Is NASA’s job investigating basic science? This is certainly the most plausible purpose. But then why did NASA spend half a century symbolically placing people in capsules in the sky? And the agency’s public support, such as it has any, is based on a romantic notion of humanity touching the stars. Voters prefer astronauts – those demigods with the right stuff.

So the US Congress does not have much desire to fund a never-ending procession of robo-jeeps on Mars taking photos and doing chemistry – no matter how impressive that is. Support for a future rover program, a joint venture with Europe and Russia, disappeared when the US Congress realised it wouldn’t even be delivering samples of Martian soil back to Earth for a decade. Barack Obama’s budget dropped any American support of this ExoMars program in February this year.

America’s thrift is understandable. The US federal budget deficit is likely to be more than $US1 trillion ($954 billion) this year for the fourth consecutive year. Nobody has any real idea of how to pull the deficit back. And parachuting cars onto other planets is the ultimate discretionary spend.

NASA’s lot was not always so dire. In the beginning, the agency and its supporters knew exactly what it was all for: to demonstrate American capitalism was superior to Soviet communism. The space race and the arms race were two sides of the same coin. From Sputnik to Apollo 11, the space program was less about extraterrestrial exploration and more about terrestrial geopolitics.
It has been decades since NASA had that sort of clarity. Every other justification has been added later; awkwardly and uncomfortably welded on to rationalise NASA’s budget requests.

The firmest congressional backers of the future Mars program happen to represent districts with space-related industries. Entire programs – such as the space shuttle – have been the result of dubious claims about protecting manufacturing jobs and supporting local industry.

The space program exists to perpetuate NASA and the politically connected corporations that feed off it, not the other way around.

Hence the claims that NASA’s mission is ”to open human hearts to the Martian frontier” (as one planetary scientist wrote recently) or to “rethink our place in the universe” (in the words of a current NASA manager).
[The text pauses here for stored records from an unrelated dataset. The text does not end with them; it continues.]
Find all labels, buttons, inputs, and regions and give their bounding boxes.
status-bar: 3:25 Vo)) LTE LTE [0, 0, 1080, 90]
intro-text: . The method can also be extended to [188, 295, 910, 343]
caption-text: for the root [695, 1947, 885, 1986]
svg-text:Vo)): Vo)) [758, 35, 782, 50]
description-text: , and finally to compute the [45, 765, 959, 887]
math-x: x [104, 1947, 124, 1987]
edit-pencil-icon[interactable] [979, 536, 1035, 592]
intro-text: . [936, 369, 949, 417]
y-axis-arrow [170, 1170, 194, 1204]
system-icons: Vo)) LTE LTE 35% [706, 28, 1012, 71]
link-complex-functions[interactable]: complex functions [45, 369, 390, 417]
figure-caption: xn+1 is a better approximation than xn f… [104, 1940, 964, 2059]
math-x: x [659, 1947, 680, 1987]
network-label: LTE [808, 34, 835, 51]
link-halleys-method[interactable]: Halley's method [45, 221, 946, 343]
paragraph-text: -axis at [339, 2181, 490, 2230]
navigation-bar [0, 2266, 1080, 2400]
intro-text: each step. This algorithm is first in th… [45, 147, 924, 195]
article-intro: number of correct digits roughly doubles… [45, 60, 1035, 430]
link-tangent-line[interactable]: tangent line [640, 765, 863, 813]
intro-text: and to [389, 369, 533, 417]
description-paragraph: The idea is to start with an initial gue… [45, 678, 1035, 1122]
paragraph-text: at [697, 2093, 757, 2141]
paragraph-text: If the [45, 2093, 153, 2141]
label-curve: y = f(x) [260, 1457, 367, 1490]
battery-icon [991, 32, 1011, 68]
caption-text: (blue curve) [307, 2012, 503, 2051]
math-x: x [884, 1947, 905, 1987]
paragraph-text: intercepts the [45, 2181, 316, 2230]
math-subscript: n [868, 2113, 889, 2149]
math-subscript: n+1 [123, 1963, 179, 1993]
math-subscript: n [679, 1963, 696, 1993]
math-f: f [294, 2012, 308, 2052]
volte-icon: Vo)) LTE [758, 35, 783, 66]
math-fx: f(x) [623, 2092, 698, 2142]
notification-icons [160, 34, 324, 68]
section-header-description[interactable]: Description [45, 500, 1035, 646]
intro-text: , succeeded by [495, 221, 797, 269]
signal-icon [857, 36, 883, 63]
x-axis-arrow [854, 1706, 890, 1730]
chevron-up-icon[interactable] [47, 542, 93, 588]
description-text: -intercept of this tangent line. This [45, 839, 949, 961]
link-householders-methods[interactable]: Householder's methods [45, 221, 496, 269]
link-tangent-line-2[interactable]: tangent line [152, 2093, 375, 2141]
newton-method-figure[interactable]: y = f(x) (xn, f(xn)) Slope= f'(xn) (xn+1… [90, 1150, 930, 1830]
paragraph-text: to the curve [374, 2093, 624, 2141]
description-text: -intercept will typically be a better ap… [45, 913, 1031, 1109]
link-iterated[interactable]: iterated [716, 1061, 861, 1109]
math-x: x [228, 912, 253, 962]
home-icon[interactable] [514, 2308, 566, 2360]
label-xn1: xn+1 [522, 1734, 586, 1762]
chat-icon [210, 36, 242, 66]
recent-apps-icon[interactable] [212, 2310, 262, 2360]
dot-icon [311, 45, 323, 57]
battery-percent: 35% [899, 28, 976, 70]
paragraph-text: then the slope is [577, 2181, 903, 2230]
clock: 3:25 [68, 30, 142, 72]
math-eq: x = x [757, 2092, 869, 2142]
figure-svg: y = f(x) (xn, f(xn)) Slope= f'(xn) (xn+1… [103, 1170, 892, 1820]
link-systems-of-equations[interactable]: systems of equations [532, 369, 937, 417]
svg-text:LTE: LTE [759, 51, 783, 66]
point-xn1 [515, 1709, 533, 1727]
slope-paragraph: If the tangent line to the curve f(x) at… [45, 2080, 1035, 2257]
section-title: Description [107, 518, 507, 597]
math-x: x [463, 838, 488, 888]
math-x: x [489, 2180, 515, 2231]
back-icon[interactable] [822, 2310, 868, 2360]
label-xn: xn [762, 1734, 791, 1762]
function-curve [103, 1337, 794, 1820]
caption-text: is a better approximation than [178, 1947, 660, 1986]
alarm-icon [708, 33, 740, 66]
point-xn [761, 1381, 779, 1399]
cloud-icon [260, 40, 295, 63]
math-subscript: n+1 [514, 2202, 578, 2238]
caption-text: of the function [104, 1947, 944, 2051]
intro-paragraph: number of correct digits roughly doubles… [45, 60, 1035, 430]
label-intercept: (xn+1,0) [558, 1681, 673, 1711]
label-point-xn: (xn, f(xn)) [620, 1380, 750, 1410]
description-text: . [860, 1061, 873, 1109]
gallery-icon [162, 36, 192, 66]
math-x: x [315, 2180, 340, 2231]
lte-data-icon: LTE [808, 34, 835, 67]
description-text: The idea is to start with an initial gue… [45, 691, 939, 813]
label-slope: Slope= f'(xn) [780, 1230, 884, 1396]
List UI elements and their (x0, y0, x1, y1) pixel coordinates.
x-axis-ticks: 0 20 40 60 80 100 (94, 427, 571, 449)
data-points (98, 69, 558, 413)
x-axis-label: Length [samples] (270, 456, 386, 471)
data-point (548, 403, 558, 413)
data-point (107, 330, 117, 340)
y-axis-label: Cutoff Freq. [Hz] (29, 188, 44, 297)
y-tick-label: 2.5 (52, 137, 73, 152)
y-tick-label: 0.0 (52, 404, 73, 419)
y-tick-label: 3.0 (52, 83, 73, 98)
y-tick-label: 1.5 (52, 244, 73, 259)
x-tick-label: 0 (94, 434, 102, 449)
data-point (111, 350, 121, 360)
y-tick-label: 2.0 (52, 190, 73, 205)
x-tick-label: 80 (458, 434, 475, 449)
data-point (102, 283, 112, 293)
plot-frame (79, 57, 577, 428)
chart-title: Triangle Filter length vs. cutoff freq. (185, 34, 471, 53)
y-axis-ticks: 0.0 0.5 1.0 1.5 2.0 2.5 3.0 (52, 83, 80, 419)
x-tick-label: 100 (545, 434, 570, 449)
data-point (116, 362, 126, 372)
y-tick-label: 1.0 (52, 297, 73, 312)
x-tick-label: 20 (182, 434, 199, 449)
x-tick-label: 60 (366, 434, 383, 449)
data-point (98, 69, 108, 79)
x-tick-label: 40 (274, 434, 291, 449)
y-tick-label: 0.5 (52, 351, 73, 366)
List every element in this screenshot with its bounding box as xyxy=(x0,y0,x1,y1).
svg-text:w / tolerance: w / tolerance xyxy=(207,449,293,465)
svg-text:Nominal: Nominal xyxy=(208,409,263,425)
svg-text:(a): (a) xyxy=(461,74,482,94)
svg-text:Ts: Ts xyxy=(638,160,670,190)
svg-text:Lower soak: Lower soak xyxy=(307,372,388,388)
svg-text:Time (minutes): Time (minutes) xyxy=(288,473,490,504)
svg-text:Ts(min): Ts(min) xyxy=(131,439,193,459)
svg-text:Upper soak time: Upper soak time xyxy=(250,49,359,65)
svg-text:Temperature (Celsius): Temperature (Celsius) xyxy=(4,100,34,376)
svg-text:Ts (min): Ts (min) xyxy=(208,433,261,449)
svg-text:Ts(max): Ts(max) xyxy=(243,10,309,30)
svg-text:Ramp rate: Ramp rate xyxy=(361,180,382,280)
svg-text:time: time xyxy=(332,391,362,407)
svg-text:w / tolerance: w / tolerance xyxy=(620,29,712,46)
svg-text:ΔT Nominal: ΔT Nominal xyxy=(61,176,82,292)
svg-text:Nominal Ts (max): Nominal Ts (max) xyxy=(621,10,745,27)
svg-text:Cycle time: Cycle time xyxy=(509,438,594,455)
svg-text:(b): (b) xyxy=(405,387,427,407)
No one doubts the impressive achievements of all those space missions. But basing major government programs on “feelings” just isn’t a good use of scarce resources.
Australians might be OK with all this. We get to enjoy the wasteful fruits of a dying superpower without having to pay for it.

Economist Robin Hanson, himself a former NASA researcher, has described the space program as “mostly like the pyramids”. That is, it offers prestige but is showy and expensive and pointless.
But it certainly is a monument. The moon landing will be forever tied to John F. Kennedy. Both Obama and George W. Bush tried to replicate JFK’s legacy by promising to put humans on Mars, and soon. Surely they knew this was fantasy. There is no taste for an exotic and expensive space program in our austere century.

There once was a political reason to be in space. Now, there is not. Politicians need political reasons if they are going to pay for things. That’s how democracy functions and that’s why NASA is lost.

But the private space industry is growing, rapidly. Commercial uses of space flight will be more sustainable than the goodwill of the US Congress.

And robotic missions are much cheaper than manned missions. Putting Curiosity on Mars cost little more than Victoria’s myki ticketing system. The global research and philanthropic community should easily be able to raise that sort of money. (Sound far-fetched? Then perhaps our imagination needs to start on the ground before it can dance among the stars.) They would probably be able to do it cheaper than the bloated, politicised and hopelessly confused NASA anyway.